9. Kecskemet - A major city of the Great Plain, Kecskemet offers plenty of art-nouveau architecture, apricot brandy, and day-trip access to Kiskunsag national park on the Puszta (Great Plain).
10. Szeged - The largest city on the Great Plain and a major university centre, Szeged is famed for being the source of the nation's finest paprika spice, which is used heavily in the creation of Szeged Goulash and Szeged Halaszle (spicy fish soup).
11. Gyor - A city in the Transdanubia region with a well-preserved historical centre and a number of excellent restaurants serving the national cuisine. Baross Gabor street and the surrounding cobbled lanes of the old town are a pleasant place to stroll about and to sit outside in a cafe on one of the squares. The Turks only held the city for four years before being ousted in 1598, so Hungarians refer to the city as the 'Dear Guard' which has always been able to watch over the nation's well-being.
12. Sumeg Castle - A large and impressive ruin north of Lake Balaton, which sits on a high round hill of limestone. In the town beneath the castle the Church of the Ascension contains brilliant frescoes which have given the church the nickname 'sistine chapel of the rococo'.

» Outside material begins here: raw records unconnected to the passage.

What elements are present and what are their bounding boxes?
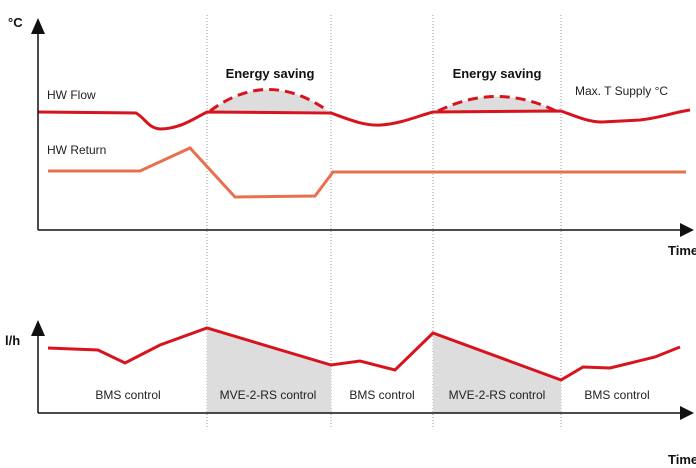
saving-area [438, 96, 556, 111]
top-axes [31, 18, 694, 237]
hw-return-line [48, 146, 686, 199]
y-axis-label: °C [8, 15, 23, 30]
y-axis-label: l/h [5, 333, 20, 348]
phase-label: BMS control [95, 388, 160, 402]
phase-label: BMS control [349, 388, 414, 402]
flow-label: HW Flow [47, 88, 96, 102]
saving-label: Energy saving [226, 66, 315, 81]
x-axis-label: Time [668, 243, 696, 258]
return-label: HW Return [47, 143, 106, 157]
hw-flow-line [37, 108, 691, 131]
x-axis-label: Time [668, 452, 696, 467]
phase-label: MVE-2-RS control [449, 388, 546, 402]
bottom-axes [31, 320, 694, 420]
phase-label: MVE-2-RS control [220, 388, 317, 402]
mve-area [207, 328, 331, 413]
flow-rate-line [47, 326, 681, 382]
phase-label: BMS control [584, 388, 649, 402]
max-label: Max. T Supply °C [575, 84, 668, 98]
saving-label: Energy saving [453, 66, 542, 81]
mve-area [433, 333, 561, 413]
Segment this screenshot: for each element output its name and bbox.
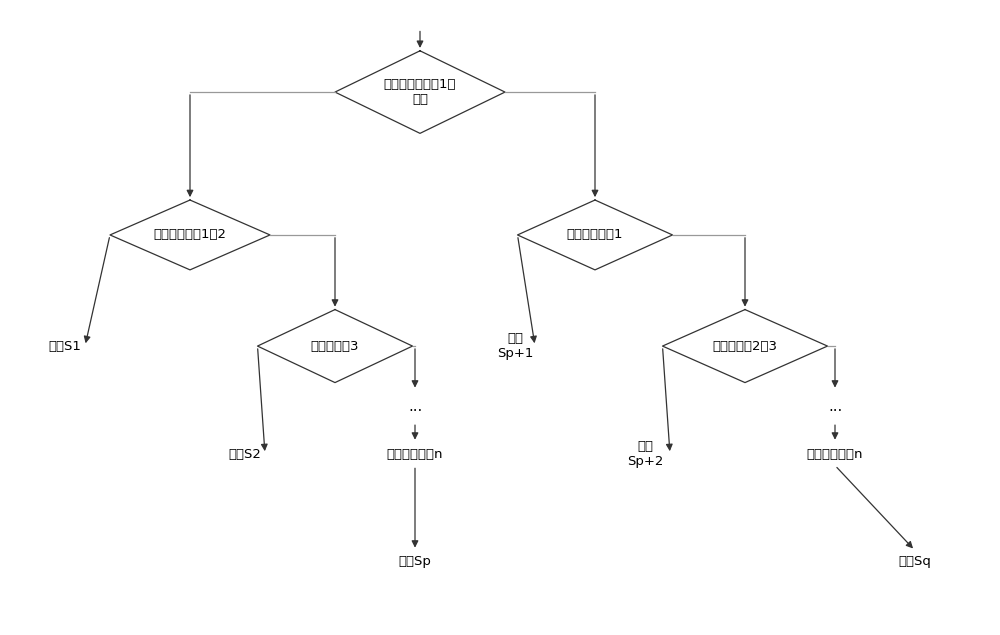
Polygon shape <box>110 200 270 270</box>
Text: ...: ... <box>408 399 422 414</box>
Text: ...: ... <box>828 399 842 414</box>
Text: 机组处于工况1: 机组处于工况1 <box>567 229 623 241</box>
Text: 策略S2: 策略S2 <box>229 448 261 460</box>
Polygon shape <box>518 200 672 270</box>
Text: 机组处于工况n: 机组处于工况n <box>807 448 863 460</box>
Polygon shape <box>258 309 413 382</box>
Text: 机组处于工况1或2: 机组处于工况1或2 <box>154 229 226 241</box>
Text: 机组处于工况n: 机组处于工况n <box>387 448 443 460</box>
Text: 策略
Sp+2: 策略 Sp+2 <box>627 440 663 468</box>
Text: 策略S1: 策略S1 <box>49 340 81 352</box>
Text: 策略Sq: 策略Sq <box>899 556 931 568</box>
Text: 受重要影响因紹1影
响？: 受重要影响因紹1影 响？ <box>384 78 456 106</box>
Text: 策略
Sp+1: 策略 Sp+1 <box>497 332 533 360</box>
Polygon shape <box>662 309 828 382</box>
Text: 机组处于关3: 机组处于关3 <box>311 340 359 352</box>
Text: 机组处于关2或3: 机组处于关2或3 <box>712 340 778 352</box>
Polygon shape <box>335 51 505 133</box>
Text: 策略Sp: 策略Sp <box>399 556 431 568</box>
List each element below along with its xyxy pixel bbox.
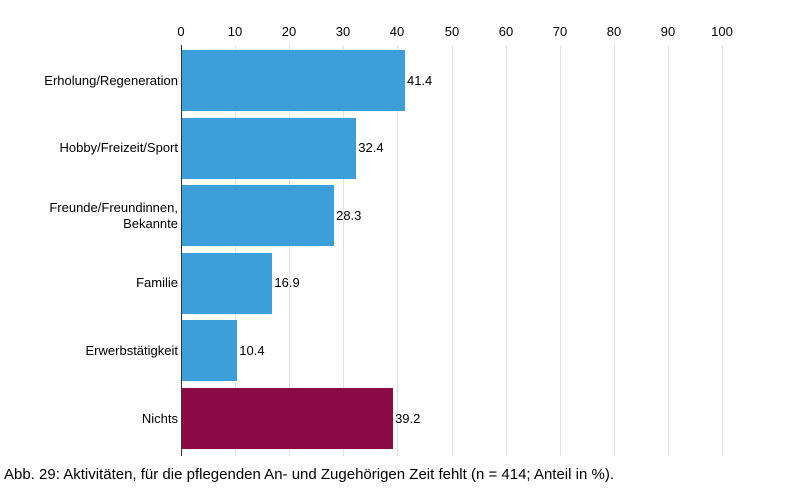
x-tick-label: 10 <box>227 24 243 39</box>
bar <box>182 117 357 179</box>
bar <box>182 50 405 111</box>
bar-chart: 0 10 20 30 40 50 60 70 80 90 100 41.4 Erholung/Regen… <box>44 24 733 456</box>
data-label: 28.3 <box>336 207 362 223</box>
data-label: 32.4 <box>358 140 384 156</box>
bar <box>182 388 394 449</box>
category-label: Familie <box>136 275 178 291</box>
gridline <box>506 45 507 456</box>
x-tick-label: 0 <box>177 24 185 39</box>
gridline <box>668 45 669 456</box>
x-tick-label: 20 <box>281 24 297 39</box>
data-label: 39.2 <box>395 410 421 426</box>
x-tick-label: 60 <box>498 24 514 39</box>
bar <box>182 252 273 314</box>
x-tick-label: 70 <box>552 24 568 39</box>
x-tick-label: 100 <box>711 24 733 39</box>
y-axis-line <box>181 45 182 456</box>
category-label: Freunde/Freundinnen, Bekannte <box>49 199 178 231</box>
bar <box>182 320 238 382</box>
gridline <box>722 45 723 456</box>
category-label: Erholung/Regeneration <box>44 72 178 88</box>
category-label: Erwerbstätigkeit <box>85 342 178 358</box>
category-label: Nichts <box>141 410 178 426</box>
x-tick-label: 80 <box>606 24 622 39</box>
bar <box>182 185 335 247</box>
figure-caption: Abb. 29: Aktivitäten, für die pflegenden… <box>4 466 614 483</box>
x-tick-label: 40 <box>389 24 405 39</box>
gridline <box>560 45 561 456</box>
gridline <box>452 45 453 456</box>
x-tick-label: 90 <box>660 24 676 39</box>
gridline <box>614 45 615 456</box>
gridline <box>235 45 236 456</box>
gridline <box>289 45 290 456</box>
data-label: 41.4 <box>406 72 433 88</box>
gridline <box>343 45 344 456</box>
x-tick-label: 50 <box>444 24 460 39</box>
x-tick-label: 30 <box>335 24 351 39</box>
data-label: 16.9 <box>274 275 300 291</box>
category-label: Hobby/Freizeit/Sport <box>59 140 179 156</box>
data-label: 10.4 <box>239 342 265 358</box>
gridline <box>397 45 398 456</box>
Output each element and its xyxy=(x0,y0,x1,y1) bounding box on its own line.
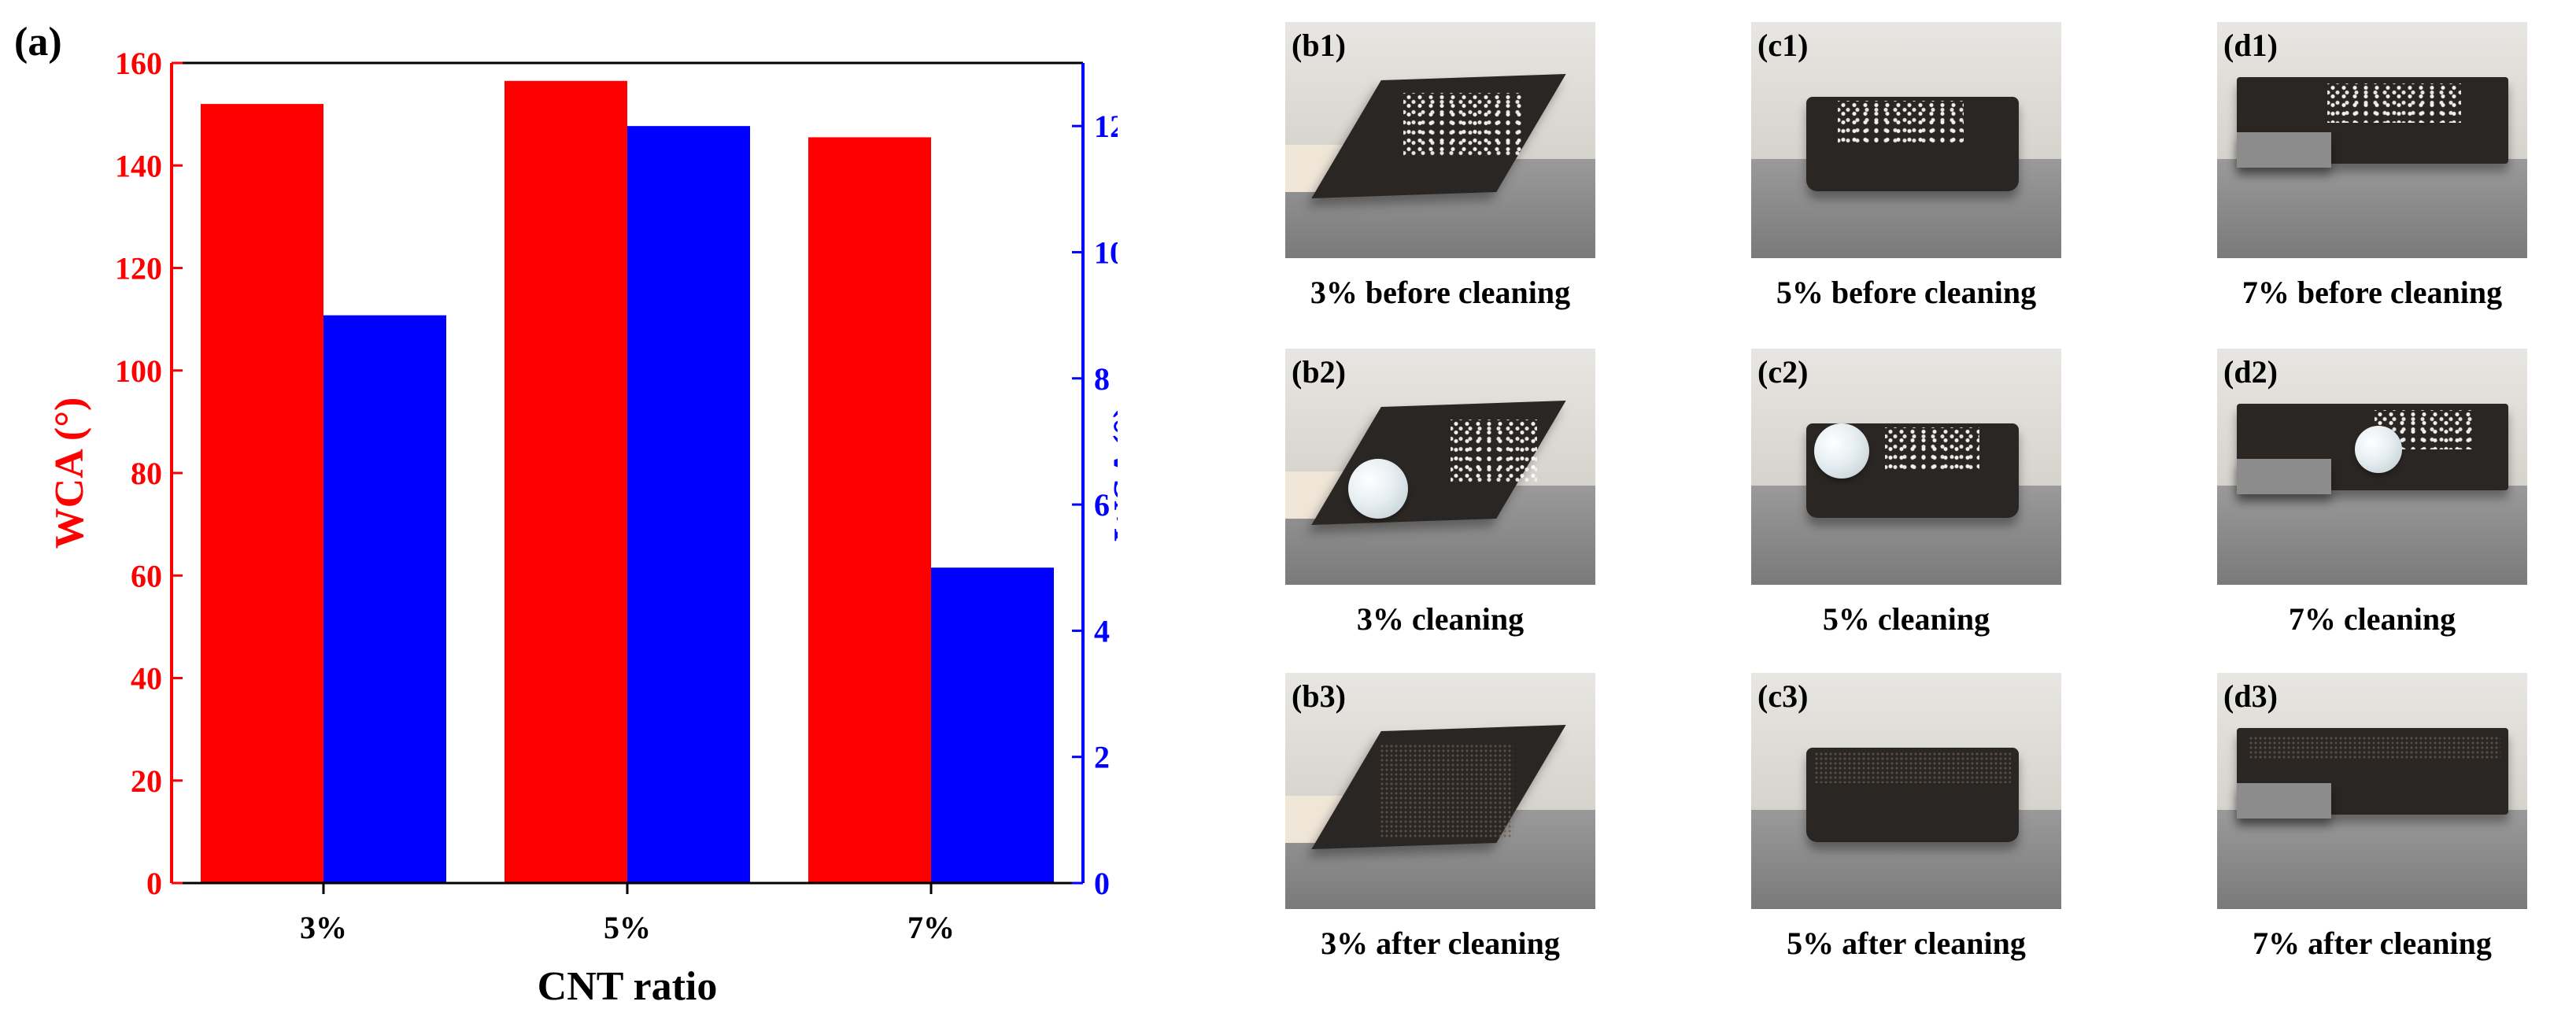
y-left-tick-label: 60 xyxy=(131,558,162,593)
y-right-tick-label: 12 xyxy=(1094,109,1118,144)
contaminant-particles xyxy=(1838,101,1964,144)
y-left-tick-label: 160 xyxy=(115,46,162,81)
photo-tag: (d3) xyxy=(2223,678,2278,714)
y-left-tick-label: 100 xyxy=(115,353,162,389)
x-axis-label: CNT ratio xyxy=(538,964,718,1009)
water-droplet xyxy=(1348,459,1408,519)
wca-wsa-bar-chart: 3% 5% 7% 0 20 40 60 80 100 120 140 160 0 2 4 6 8 10 12 CNT … xyxy=(47,46,1118,1009)
sample-photo: (b2) xyxy=(1285,349,1595,585)
photo-caption: 7% cleaning xyxy=(2288,601,2456,637)
photo-caption: 7% after cleaning xyxy=(2253,926,2492,961)
bar-wca-7pct xyxy=(808,137,931,883)
photo-tag: (d2) xyxy=(2223,354,2278,390)
photo-tag: (c1) xyxy=(1757,28,1809,63)
contaminant-particles xyxy=(1403,93,1521,156)
y-left-tick-label: 0 xyxy=(146,866,162,901)
panel-label-a: (a) xyxy=(14,20,62,65)
y-right-tick-label: 4 xyxy=(1094,613,1110,649)
photo-caption: 7% before cleaning xyxy=(2242,275,2503,310)
bar-wca-3pct xyxy=(201,104,323,884)
y-right-tick-label: 2 xyxy=(1094,740,1110,775)
y-left-tick-label: 140 xyxy=(115,148,162,183)
sample-photo: (c3) xyxy=(1751,673,2061,909)
photo-tag: (c2) xyxy=(1757,354,1809,390)
y-right-axis-label: WSA(°) xyxy=(1106,405,1118,541)
bar-wsa-3pct xyxy=(323,315,446,884)
photo-caption: 5% cleaning xyxy=(1822,601,1990,637)
y-left-tick-label: 120 xyxy=(115,251,162,286)
bar-wsa-7pct xyxy=(931,567,1054,883)
y-right-tick-label: 6 xyxy=(1094,487,1110,523)
contaminant-particles xyxy=(1885,427,1979,471)
y-right-tick-label: 10 xyxy=(1094,235,1118,270)
photo-caption: 3% after cleaning xyxy=(1321,926,1560,961)
x-tick-label: 3% xyxy=(300,910,347,945)
y-right-tick-label: 8 xyxy=(1094,361,1110,397)
sample-photo: (d3) xyxy=(2217,673,2527,909)
water-droplet xyxy=(2355,426,2402,473)
photo-caption: 3% cleaning xyxy=(1356,601,1525,637)
y-left-tick-label: 80 xyxy=(131,456,162,491)
x-tick-label: 5% xyxy=(604,910,651,945)
photo-tag: (b2) xyxy=(1292,354,1346,390)
x-tick-label: 7% xyxy=(907,910,955,945)
clean-surface-texture xyxy=(1380,744,1513,838)
water-droplet xyxy=(1814,423,1869,479)
photo-caption: 5% after cleaning xyxy=(1787,926,2026,961)
sample-photo: (c1) xyxy=(1751,22,2061,258)
sample-photo: (b3) xyxy=(1285,673,1595,909)
photo-tag: (b3) xyxy=(1292,678,1346,714)
sample-photo: (d2) xyxy=(2217,349,2527,585)
y-left-tick-label: 40 xyxy=(131,661,162,697)
bar-wca-5pct xyxy=(504,80,627,883)
contaminant-particles xyxy=(1451,419,1537,482)
y-right-tick-label: 0 xyxy=(1094,866,1110,901)
photo-tag: (b1) xyxy=(1292,28,1346,63)
sample-photo: (c2) xyxy=(1751,349,2061,585)
clean-surface-texture xyxy=(2249,736,2500,759)
y-left-tick-label: 20 xyxy=(131,763,162,799)
sample-photo: (b1) xyxy=(1285,22,1595,258)
photo-caption: 5% before cleaning xyxy=(1776,275,2037,310)
contaminant-particles xyxy=(2327,83,2461,123)
photo-tag: (d1) xyxy=(2223,28,2278,63)
sample-photo: (d1) xyxy=(2217,22,2527,258)
clean-surface-texture xyxy=(1814,752,2011,783)
bar-wsa-5pct xyxy=(627,126,750,884)
photo-caption: 3% before cleaning xyxy=(1310,275,1571,310)
y-left-axis-label: WCA (°) xyxy=(47,397,92,549)
photo-tag: (c3) xyxy=(1757,678,1809,714)
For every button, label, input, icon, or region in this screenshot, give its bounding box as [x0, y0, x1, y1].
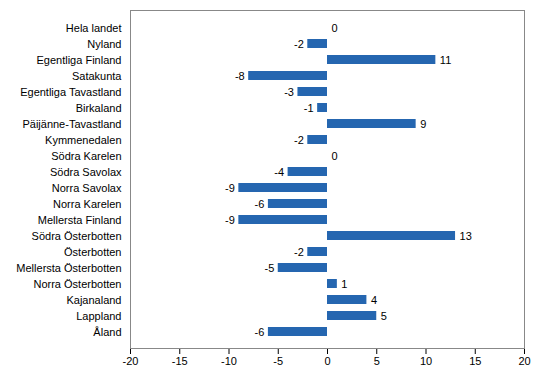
svg-text:Nyland: Nyland	[87, 38, 121, 50]
svg-text:-8: -8	[235, 70, 245, 82]
svg-text:Åland: Åland	[93, 326, 121, 338]
svg-text:Mellersta Österbotten: Mellersta Österbotten	[16, 262, 121, 274]
svg-text:15: 15	[469, 355, 481, 367]
svg-text:-9: -9	[225, 182, 235, 194]
svg-text:0: 0	[324, 355, 330, 367]
svg-text:9: 9	[420, 118, 426, 130]
svg-text:-2: -2	[294, 246, 304, 258]
svg-text:Norra Karelen: Norra Karelen	[53, 198, 121, 210]
svg-text:11: 11	[440, 54, 451, 66]
svg-text:Södra Savolax: Södra Savolax	[50, 166, 122, 178]
svg-text:Päijänne-Tavastland: Päijänne-Tavastland	[22, 118, 121, 130]
svg-text:-5: -5	[264, 262, 274, 274]
svg-text:Egentliga Tavastland: Egentliga Tavastland	[20, 86, 121, 98]
svg-text:-10: -10	[221, 355, 237, 367]
svg-text:Satakunta: Satakunta	[72, 70, 122, 82]
svg-text:0: 0	[332, 22, 338, 34]
svg-text:Norra Savolax: Norra Savolax	[52, 182, 122, 194]
svg-text:Södra Österbotten: Södra Österbotten	[32, 230, 122, 242]
svg-text:-2: -2	[294, 134, 304, 146]
svg-text:-4: -4	[274, 166, 284, 178]
svg-text:Kajanaland: Kajanaland	[66, 294, 121, 306]
svg-text:Mellersta Finland: Mellersta Finland	[38, 214, 122, 226]
svg-text:-3: -3	[284, 86, 294, 98]
svg-text:1: 1	[341, 278, 347, 290]
svg-text:10: 10	[420, 355, 432, 367]
svg-text:-15: -15	[172, 355, 188, 367]
svg-text:-6: -6	[255, 326, 265, 338]
svg-text:Birkaland: Birkaland	[76, 102, 122, 114]
svg-text:Lappland: Lappland	[76, 310, 121, 322]
svg-text:Egentliga Finland: Egentliga Finland	[36, 54, 121, 66]
svg-text:-2: -2	[294, 38, 304, 50]
svg-text:0: 0	[332, 150, 338, 162]
svg-text:-1: -1	[304, 102, 314, 114]
svg-text:Kymmenedalen: Kymmenedalen	[45, 134, 121, 146]
svg-text:Norra Österbotten: Norra Österbotten	[33, 278, 121, 290]
svg-text:Hela landet: Hela landet	[66, 22, 122, 34]
svg-text:5: 5	[374, 355, 380, 367]
svg-text:-6: -6	[255, 198, 265, 210]
svg-text:-9: -9	[225, 214, 235, 226]
svg-text:-5: -5	[273, 355, 283, 367]
svg-text:5: 5	[381, 310, 387, 322]
svg-text:Södra Karelen: Södra Karelen	[51, 150, 121, 162]
svg-text:4: 4	[371, 294, 377, 306]
svg-text:20: 20	[518, 355, 530, 367]
svg-text:-20: -20	[123, 355, 139, 367]
svg-text:Österbotten: Österbotten	[64, 246, 121, 258]
svg-text:13: 13	[460, 230, 472, 242]
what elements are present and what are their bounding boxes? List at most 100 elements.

13. Pannonhalma - A village south of Gyor featuring the Benedictine Abbey of Pannonhalma high above on a hilltop. The abbey has been in continuous operation since the 10th century - it celebrated its millenium year in 1996, the same year it became a UNESCO listed site. The abbey is a mix of many architectural styles as a result of being rebuilt many times throughout history; during the Turkish occupation the abbey was turned into a mosque.
14. Takos - A village in the remote northeast, Takos contains the wooden Calvinist Church, which was constructed using the technique known as wattle-and-daub. The floor of the church is made of beaten earth, and above this is a ceiling beautifully painted with red and blue flowers. Next to the church is a wooden bell tower, considered one of the finest in the country. The church is called 'The Barefoot Notre Dame of Hungary' by the local villagers.
15. Koszeg - A small town near the Austrian border which is referred to as 'the nation's jewellery box' due to its collection of gothic and baroque buildings. The town's castle repelled the army of Suleiman the Magnificent in 1532, with just 50 Hungarians fending off 100000 Turkish soldiers. The town's main square, Jurisics ter, is one of the country's most beautiful.